RS Productions
- Logo used from 1980 to c.1983
- Industry: Radio and television production
- Genre: Sitcoms
- Founders: Gary Reilly; Tony Sattler;
- Defunct: 1984
- Fate: Ceased production; now exists merely as a copyright holder
- Headquarters: Australia
- Products: The Naked Vicar Show; Kingswood Country; Daily at Dawn; Brass Monkeys; Bullpitt!;

= RS Productions =

RS Productions was an Australian television and radio production company best known for producing the television sitcom Kingswood Country (1980–1984). The company was founded by Gary Reilly and Tony Sattler, originally to produce comic sketches such as The Novels of Fiona Wintergreen and "anti-ads" (satirical advertisements for fictitious company Product Name) for ABC youth radio 2JJ and for its "Local Radio" network. Titles included Chuck Chunder of the Space Patrol (1975), Doctors and Nurses (1976) and The Naked Vicar Show (1976–77), for which a compilation of highlights is available on cassette tape.

The Naked Vicar Show was later adapted for television and broadcast by Channel Seven from 1977 to 1978. One of its regular sketches became the basis for the hit sitcom Kingswood Country.

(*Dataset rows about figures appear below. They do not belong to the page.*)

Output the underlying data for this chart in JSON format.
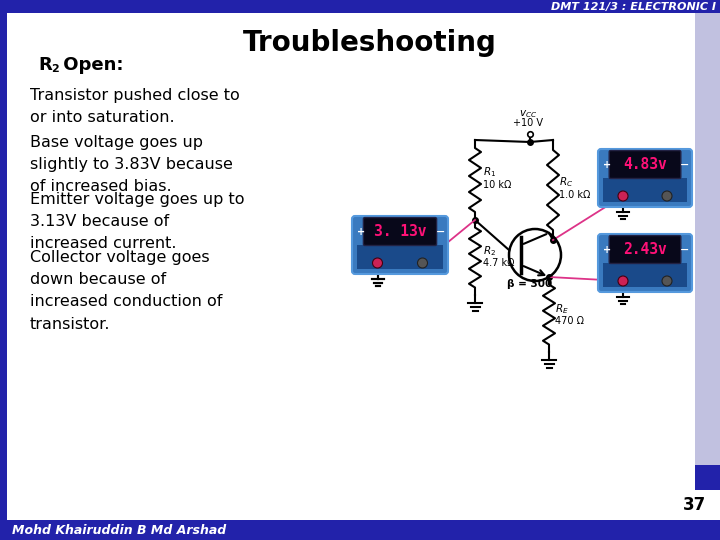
{
  "header_text": "DMT 121/3 : ELECTRONIC I",
  "title": "Troubleshooting",
  "bg_color": "#ffffff",
  "header_bg": "#2222aa",
  "header_text_color": "#ffffff",
  "border_color": "#2222aa",
  "page_number": "37",
  "footer_text": "Mohd Khairuddin B Md Arshad",
  "bullet1": "Transistor pushed close to\nor into saturation.",
  "bullet2": "Base voltage goes up\nslightly to 3.83V because\nof increased bias.",
  "bullet3": "Emitter voltage goes up to\n3.13V because of\nincreased current.",
  "bullet4": "Collector voltage goes\ndown because of\nincreased conduction of\ntransistor.",
  "title_fontsize": 20,
  "subtitle_fontsize": 13,
  "bullet_fontsize": 11.5,
  "header_fontsize": 8,
  "footer_fontsize": 9,
  "meter1_val": "3. 13v",
  "meter2_val": "4.83v",
  "meter3_val": "2.43v",
  "meter_color_top": "#3a7abf",
  "meter_color_bot": "#1a4a80",
  "meter_text_color": "#ff1177",
  "meter_display_bg": "#050510",
  "wire_color": "#000000",
  "pink_wire": "#dd3388"
}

Other television series produced by the company included Daily at Dawn (1981), Brass Monkeys (1984) and Bullpitt! (1997–1998). The company also produced several radio programmes. Today the company still exists as the copyright holder of its programs, two of which, Kingswood Country and Bullpitt!, have since been released on DVD.

The company ceased production in 1984.